When Girl Scouts participated in a martial arts class recently, they weren't just learning lifesaving skills for their own protection.
Members of senior Girl Scout Troop 20309 organized a self-defense class at Augusta Martial Arts for teen girls and their mothers as a community service project for part of their Girl Scout Gold Award, the highest award earned by the organization. The girls hope to instruct their own martial arts class.
"They're going to take what they've learned and teach it to others," said the troop leader, Dr. Amy Ekechukwu, who is a black belt. "They wanted to do something for girls their own age."
In addition to the community service projects, the girls must earn badges and perform other leadership activities before receiving the Gold Award, a multiple-year project. The troop is made up of six ninth-grade students from county high schools.
"This is the first community service project that has to do with this Gold Award," she said.
Four of the troop's six members attended the class and seemed eager to teach others what they learned.
"It doesn't matter how big or small you are, you still can get away from someone," said troop member Emma Hoelscher, a ninth-grader at Greenbrier High. About 20 other participants, including two Girl Scout troops and some mothers, attended the course.

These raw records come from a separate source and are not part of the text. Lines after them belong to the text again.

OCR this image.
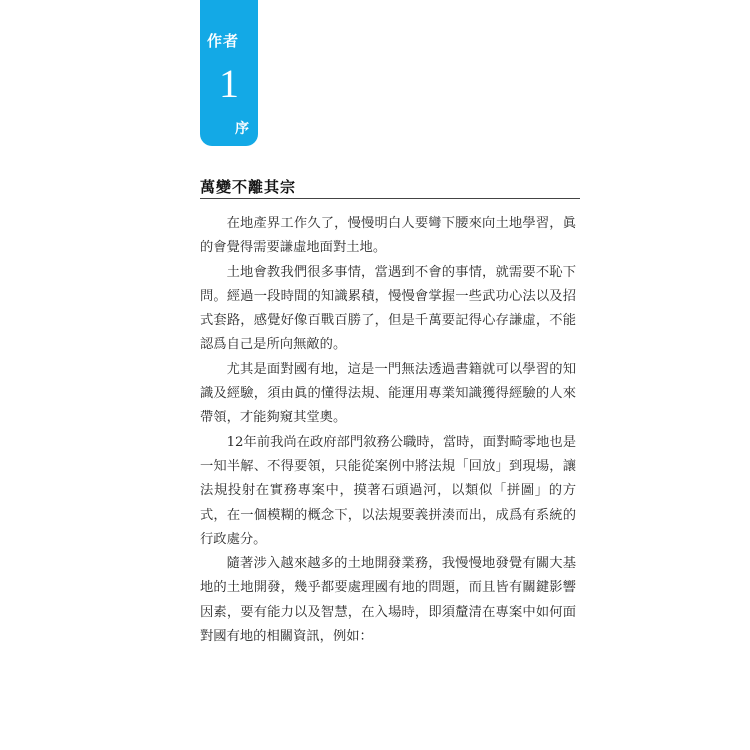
作者
1
序
萬變不離其宗

在地產界工作久了，慢慢明白人要彎下腰來向土地學習，眞的會覺得需要謙虛地面對土地。

土地會教我們很多事情，當遇到不會的事情，就需要不恥下問。經過一段時間的知識累積，慢慢會掌握一些武功心法以及招式套路，感覺好像百戰百勝了，但是千萬要記得心存謙虛，不能認爲自己是所向無敵的。

尤其是面對國有地，這是一門無法透過書籍就可以學習的知識及經驗，須由眞的懂得法規、能運用專業知識獲得經驗的人來帶領，才能夠窺其堂奧。

12年前我尚在政府部門敘務公職時，當時，面對畸零地也是一知半解、不得要領，只能從案例中將法規「回放」到現場，讓法規投射在實務專案中，摸著石頭過河，以類似「拼圖」的方式，在一個模糊的概念下，以法規要義拼湊而出，成爲有系統的行政處分。

隨著涉入越來越多的土地開發業務，我慢慢地發覺有關大基地的土地開發，幾乎都要處理國有地的問題，而且皆有關鍵影響因素，要有能力以及智慧，在入場時，即須釐清在專案中如何面對國有地的相關資訊，例如：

Dr. Veena Pannu, the leader of Troop 20711, said four girls from her troop were at the class. She said it is important for the girls to learn the material because she believes kidnapping is most prevalent among preteen girls.
"It's survival," she said. "You don't trust everybody in the world."
Her 10-year-old daughter, Rubani, participated in the course with her.
Rob Blandenburg, the owner and chief instructor of the martial arts studio on South Old Belair Road, taught the girls self-defense, awareness tips and techniques.
"It's about them getting away and getting help, not necessarily fighting back or agitating the attacker," he said.
During the class, the girls learned how to escape a number of grabs and were taught how to spot and avoid any type of confrontation.
"I want them to be aware of themselves and to trust what they've learned and to be assured that they can actually survive some type of confrontation," he said.
Ekechukwu wants the girls to understand how to avoid dangerous situations.
"When they have that kind of confidence and self-assurance, they're much less likely to be intimidated, or have somebody take advantage of them, or do something that they shouldn't be doing," she said.